Centre for the History of Science, Technology and Medicine (CHSTM)
University of Manchester
Seminar, Tuesday 3 March, 16:00-17:30
Room 2.57, Simon Building, Brunswick Street, Manchester, M13 9PL
https://goo.gl/maps/RTFk4
Performing Proficiency: Psychological Experiments on Man-Machine Systems in the United States, 1950-1965
Dr. Marcia Holmes (Birkbeck, University of London)
Historians have traced the 'Cognitive Revolution' in American psychology—and its defining metaphor of the mind as information processor—to World War II, when the Allied Forces' victory appeared to rest on their servicemen's ability to operate complex machines such as radar, sonar, anti-aircraft gunnery, and high-speed airplanes. The problems of matching men's abilities to the design of military technology not only laid ground for the theorization of cognition and information processing; it also motivated the field of applied psychological research known as human factors engineering. In the early years of the Cold War, human factors engineering expanded beyond the study of individual human-machine interactions to become a science of 'man-machine systems.' In doing so, it pioneered a form of behavioral experiment that, with assistance from interdisciplinary teams of researchers, computers and generous military support, could simulate in real-time the sociotechnical systems of air defense, air traffic control, and logistics networks. I will argue that interpreting these simulations of man-machine systems through a cognitive or cybernetic lens, as some historians have done, misses their more direct contemporary significance.
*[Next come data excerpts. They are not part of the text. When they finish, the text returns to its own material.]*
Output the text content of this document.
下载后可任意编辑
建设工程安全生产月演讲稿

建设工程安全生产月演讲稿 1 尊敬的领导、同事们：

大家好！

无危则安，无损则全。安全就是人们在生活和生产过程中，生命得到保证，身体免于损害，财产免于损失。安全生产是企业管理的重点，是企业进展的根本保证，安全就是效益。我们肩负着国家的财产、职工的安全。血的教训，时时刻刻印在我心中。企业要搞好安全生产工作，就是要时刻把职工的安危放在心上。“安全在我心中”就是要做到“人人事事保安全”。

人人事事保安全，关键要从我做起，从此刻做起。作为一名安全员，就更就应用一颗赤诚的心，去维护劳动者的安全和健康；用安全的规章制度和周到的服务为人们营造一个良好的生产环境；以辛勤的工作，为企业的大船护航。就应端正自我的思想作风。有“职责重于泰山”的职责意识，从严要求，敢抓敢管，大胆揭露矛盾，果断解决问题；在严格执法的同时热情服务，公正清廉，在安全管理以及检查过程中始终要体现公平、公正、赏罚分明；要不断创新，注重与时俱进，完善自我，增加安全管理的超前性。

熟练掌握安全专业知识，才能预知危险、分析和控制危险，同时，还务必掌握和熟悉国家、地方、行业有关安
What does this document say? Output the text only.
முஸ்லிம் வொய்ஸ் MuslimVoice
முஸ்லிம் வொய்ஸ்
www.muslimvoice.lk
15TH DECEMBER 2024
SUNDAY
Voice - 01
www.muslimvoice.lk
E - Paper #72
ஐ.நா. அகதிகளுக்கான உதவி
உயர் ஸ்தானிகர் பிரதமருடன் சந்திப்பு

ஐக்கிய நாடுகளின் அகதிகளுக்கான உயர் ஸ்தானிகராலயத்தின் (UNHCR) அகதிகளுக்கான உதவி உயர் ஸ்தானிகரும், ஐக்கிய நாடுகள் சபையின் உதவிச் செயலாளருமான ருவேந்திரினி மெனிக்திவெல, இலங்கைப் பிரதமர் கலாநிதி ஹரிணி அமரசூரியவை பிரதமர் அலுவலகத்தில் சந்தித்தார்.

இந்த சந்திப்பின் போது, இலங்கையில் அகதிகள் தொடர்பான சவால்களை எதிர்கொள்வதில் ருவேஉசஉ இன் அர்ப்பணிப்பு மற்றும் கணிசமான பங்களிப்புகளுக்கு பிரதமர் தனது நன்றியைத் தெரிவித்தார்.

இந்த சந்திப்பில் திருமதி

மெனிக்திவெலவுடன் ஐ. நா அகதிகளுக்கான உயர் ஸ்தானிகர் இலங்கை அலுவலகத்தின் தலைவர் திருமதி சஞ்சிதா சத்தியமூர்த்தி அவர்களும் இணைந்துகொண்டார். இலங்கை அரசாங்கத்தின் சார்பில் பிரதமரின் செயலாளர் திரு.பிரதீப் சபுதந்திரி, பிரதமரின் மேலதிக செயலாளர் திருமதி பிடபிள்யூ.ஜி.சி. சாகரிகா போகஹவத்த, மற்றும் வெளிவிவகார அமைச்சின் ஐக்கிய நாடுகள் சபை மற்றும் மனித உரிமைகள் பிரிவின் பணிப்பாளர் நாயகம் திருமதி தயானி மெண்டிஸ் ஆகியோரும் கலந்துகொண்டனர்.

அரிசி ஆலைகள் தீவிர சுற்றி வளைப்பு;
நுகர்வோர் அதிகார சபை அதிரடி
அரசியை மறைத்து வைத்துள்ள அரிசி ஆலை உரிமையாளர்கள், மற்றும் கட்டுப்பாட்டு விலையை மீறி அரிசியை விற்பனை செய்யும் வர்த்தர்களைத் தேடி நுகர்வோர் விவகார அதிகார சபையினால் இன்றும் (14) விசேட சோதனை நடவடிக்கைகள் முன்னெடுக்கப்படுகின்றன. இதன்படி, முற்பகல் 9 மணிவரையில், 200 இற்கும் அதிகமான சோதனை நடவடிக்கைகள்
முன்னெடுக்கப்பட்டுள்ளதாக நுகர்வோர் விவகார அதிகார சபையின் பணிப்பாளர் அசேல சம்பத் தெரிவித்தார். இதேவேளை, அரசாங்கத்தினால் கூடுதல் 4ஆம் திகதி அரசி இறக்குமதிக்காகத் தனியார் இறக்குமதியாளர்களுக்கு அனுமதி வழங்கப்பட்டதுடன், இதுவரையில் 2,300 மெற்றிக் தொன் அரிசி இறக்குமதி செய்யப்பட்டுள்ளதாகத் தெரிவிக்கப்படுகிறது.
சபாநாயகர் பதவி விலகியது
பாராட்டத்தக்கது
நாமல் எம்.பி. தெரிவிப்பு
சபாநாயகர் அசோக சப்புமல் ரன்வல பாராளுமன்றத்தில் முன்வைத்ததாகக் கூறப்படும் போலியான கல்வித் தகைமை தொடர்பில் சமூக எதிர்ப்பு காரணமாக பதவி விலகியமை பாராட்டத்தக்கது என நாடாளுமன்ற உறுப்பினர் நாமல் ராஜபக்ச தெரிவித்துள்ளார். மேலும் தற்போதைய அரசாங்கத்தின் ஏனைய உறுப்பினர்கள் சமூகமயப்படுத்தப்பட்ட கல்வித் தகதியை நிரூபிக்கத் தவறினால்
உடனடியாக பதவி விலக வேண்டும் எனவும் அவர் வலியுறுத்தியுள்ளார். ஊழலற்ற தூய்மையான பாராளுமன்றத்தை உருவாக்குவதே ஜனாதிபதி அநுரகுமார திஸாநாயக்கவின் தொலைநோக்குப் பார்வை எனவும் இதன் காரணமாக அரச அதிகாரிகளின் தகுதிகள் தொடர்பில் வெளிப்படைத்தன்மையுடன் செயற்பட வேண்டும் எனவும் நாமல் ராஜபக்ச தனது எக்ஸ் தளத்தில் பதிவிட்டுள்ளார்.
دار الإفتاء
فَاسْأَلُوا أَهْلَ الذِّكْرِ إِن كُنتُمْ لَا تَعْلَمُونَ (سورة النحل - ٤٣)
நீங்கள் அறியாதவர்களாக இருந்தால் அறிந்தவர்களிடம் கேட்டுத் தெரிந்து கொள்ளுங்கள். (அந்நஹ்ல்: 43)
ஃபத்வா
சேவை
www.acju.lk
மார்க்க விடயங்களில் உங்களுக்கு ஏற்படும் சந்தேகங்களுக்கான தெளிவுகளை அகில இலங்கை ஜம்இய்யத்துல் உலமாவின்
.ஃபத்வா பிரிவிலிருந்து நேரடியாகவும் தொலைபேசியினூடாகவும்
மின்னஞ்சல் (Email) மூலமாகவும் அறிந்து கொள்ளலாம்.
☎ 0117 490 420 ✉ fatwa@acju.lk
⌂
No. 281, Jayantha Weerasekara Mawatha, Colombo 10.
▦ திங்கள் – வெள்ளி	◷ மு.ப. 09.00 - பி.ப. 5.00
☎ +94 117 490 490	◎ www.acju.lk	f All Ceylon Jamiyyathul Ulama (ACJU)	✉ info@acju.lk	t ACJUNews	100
For the behavioral scientists conducting these experiments, the use of simulations promised to resolve thorny epistemic problems in the study of human-machine interactions. Moreover, these experiments offered a performative space for exploring liberal-democratic sociability within the Cold War's increasingly regimented networks of military command and control. I will argue that recognizing these previously misunderstood aspects of man-machine systems experiments sheds new light on the history of human factors engineering, and the political and epistemological stakes of the Cognitive Revolution in American psychology.
All are welcome and please feel free to pass this announcement on to interested colleagues.